Short dispersal paths and self-recruitment suggest that management may be more effective if carried out on a local scale, and that the effects of spatial management approaches may be limited in their extent. The pulsed aspect of recruitment, even at long distances from a source, may alleviate the Allee effects that limit the success of long-distance colonization. High variation in recruitment, especially occasional large pulses of recruitment, may enhance the contribution of the storage effect on species persistence and coexistence. On the other hand, local rates of larval settlement may be largely decoupled from local stock abundances, even if self-recruitment is substantial. This provides an unexplored source of uncertainty in stock-recruitment relationships. Finally, the stochastic nature of connectivity may make it difficult to assess the effects of spatial fisheries management policies, because it is likely to take long periods of sampling in order to detect recruitment responses to a management change.
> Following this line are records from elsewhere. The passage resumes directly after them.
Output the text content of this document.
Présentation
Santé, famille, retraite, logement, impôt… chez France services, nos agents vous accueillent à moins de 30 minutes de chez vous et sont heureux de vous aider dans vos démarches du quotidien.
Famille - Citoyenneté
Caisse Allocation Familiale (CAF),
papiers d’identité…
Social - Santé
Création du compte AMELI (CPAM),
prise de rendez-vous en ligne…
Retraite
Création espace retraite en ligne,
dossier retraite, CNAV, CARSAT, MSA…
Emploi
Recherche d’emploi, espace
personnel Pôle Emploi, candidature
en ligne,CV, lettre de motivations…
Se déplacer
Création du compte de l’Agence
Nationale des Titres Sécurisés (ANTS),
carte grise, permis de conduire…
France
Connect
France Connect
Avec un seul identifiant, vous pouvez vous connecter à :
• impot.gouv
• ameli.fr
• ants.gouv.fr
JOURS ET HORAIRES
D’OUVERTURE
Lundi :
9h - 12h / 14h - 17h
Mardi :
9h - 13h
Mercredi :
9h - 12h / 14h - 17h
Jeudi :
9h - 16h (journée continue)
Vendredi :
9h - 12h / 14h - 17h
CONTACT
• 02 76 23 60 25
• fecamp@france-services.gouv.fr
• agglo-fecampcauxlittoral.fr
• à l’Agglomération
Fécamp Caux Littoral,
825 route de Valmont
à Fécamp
Models suggest that the stochastic nature of successful settlement could exert strong selection on life histories, leading to extreme iteroparity and fine partitioning of reproductive effort. Thus the long lives and high fecundity of many marine organisms may be an evolutionary response to coastal ocean circulation.

John Wiedenmann. University of California, Santa Cruz.

An overfished stock is typically considered rebuilt when the population biomass or spawning biomass cross some threshold, often (but not always) the population size that produces maximum sustainable yield (B_MSY or SSB_MSY). In cases where rebuilding is the result of a single strong year class, and if that year class does not produce a large number of recruits, then the population will likely drop below the rebuilding threshold as the cohort ages and moves out of the population. I model the effects of a skewed age-distribution (relative to the stable age-distribution) on the probability of long-term recovery for rebuilt populations with different life histories. For the model populations, having a skewed age-distribution does affect the probability of long-term recovery, but how it affects them depends not only on magnitude and direction of skew, but also on the life history of the population. Therefore, effective management of rebuilt stocks might benefit from considerations of the population age structure.

J. Woodland and D.H. Secor. University of Maryland Center for Environmental Science.

In comparison to coastal species, anadromous fishes such as sturgeons are highly sensitive to alterations in nursery habitat volumes due to small nursery size and its proximity to sources of anthropogenic degradation. Here, we present a case study where geometric growth of a population of endangered sturgeon coincided with a two-fold increase in habitat nursery volume. Shortnose sturgeon (Acipenser brevirostrum), a U.S. Endangered Species, experienced a four-fold increase in abundance in the Hudson River during the period 1985-2000. Life table elasticity analysis indicated that such population growth can only occur through large changes to first year survivorship. We evaluated the hypothesis that improvements in water quality during the 1970’s stimulated population recovery by increasing nursery habitat volume. Hindcast year-class strengths, estimated by age structure of the extant population (corrected for gear selectivity and cumulative mortality), indicated high recruitments (31,000-52,000 yearlings) during 1986-1992. This period was preceded and succeeded by c. 5 year-periods of lower recruitment (6,000-17,500 yearlings); trends corroborated by shortnose sturgeon bycatch from a beam trawl survey. This evidence supports the view that improved nursery volumes can promote species recovery in endangered coastal species.